If you doubt there was bias at play here, compare Brill’s obit with that of Wernher von Braun, also a rocket scientist. Herr Dr. von Braun is described in the first sentence of his New York Times obituary as a “master rocket builder and pioneer of space travel.”

Astonishingly, the fact that he was also “the chief designer of Hitler’s V-2 rocket”—in other words, a Nazi SS officer who hobnobbed with the likes of Albert Speer, Heinrich Himmler, and Hermann Göring—isn’t mentioned until the 28th paragraph of Braun’s lengthy and respectful send-off. The “soup Nazi” jokes write themselves.

An obituary doesn’t have to tell the full, unvarnished truth, and it’s usually a bad idea to turn someone else’s obituary into a diatribe. But modern obituaries do strive to recall every aspect of a person’s life, for better or for worse. Here’s how I explain it in How to Write an Online Obituary:

Today’s obituary makes “a fresh set of calculations about what an exemplary or memorable life is,” says historian Bridget Fowler. Miscalculations, blunders, and gaffes are part of the package. We no longer buff out all those flaws with a shiny coat of Turtle Wax. Instead, we showcase an obituee’s individuality, recall his accomplishments, and capture the moment in which he lived.
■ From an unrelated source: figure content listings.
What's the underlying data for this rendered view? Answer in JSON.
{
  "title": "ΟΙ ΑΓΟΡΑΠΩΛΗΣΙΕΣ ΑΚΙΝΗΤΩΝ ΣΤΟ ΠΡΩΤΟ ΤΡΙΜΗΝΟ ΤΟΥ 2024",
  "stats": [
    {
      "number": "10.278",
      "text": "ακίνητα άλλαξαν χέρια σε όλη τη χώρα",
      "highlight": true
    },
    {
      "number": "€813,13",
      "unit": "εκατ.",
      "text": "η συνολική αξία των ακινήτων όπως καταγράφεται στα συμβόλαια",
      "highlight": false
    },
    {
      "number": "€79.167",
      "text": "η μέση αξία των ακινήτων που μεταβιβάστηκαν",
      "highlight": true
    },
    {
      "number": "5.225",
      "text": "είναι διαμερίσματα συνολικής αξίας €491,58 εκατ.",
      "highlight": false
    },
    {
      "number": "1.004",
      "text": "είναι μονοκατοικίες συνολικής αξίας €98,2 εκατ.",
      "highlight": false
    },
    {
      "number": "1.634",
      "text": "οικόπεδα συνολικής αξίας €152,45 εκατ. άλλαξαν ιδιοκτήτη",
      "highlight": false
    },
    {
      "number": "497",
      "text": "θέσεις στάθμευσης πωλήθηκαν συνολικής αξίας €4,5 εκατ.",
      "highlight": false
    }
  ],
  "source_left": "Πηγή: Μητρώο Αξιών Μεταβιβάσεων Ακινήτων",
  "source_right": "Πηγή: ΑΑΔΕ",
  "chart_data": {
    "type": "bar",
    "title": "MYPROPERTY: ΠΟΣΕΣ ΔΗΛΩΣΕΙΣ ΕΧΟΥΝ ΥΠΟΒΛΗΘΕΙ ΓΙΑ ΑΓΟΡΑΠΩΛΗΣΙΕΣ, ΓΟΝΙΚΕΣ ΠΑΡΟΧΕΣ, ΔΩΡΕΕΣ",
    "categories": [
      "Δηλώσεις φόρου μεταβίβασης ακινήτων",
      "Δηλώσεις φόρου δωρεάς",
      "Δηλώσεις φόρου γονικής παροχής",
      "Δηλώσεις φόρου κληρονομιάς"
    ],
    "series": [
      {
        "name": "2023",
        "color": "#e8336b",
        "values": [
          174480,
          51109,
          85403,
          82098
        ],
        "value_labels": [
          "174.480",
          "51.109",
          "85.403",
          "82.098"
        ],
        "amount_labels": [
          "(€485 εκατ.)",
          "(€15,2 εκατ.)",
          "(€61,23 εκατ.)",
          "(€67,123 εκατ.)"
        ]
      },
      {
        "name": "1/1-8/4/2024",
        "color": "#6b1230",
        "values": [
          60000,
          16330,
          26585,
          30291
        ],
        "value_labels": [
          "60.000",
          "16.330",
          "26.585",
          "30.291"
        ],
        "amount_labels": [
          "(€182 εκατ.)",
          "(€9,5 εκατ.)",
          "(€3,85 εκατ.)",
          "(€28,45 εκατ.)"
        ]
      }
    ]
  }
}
But being one of Hitler’s adjutants is not just an oopsie! or a momentary lapse in judgment. According to his biographer, Wernher von Braun recruited slave labor from concentration camps. He watched as these men toiled to build the colossal underground manufacturing facilities needed for his brilliant new weapon. These men were forced to work barefoot, in cavelike conditions, wearing only filthy rags, sleeping on the ground, eating almost nothing and drinking from mudpuddles that formed as they tunneled beneath the earth. Oh, but Herr von Braun came over to our side later, and he was a master engineer. Somehow that excuses his little transgressions.

The moral of the story? If you facilitate crimes against humanity, being a genius will make the world forget about your bankrupt soul. But if you make a divine beef stroganoff, the world will forget you were a genius.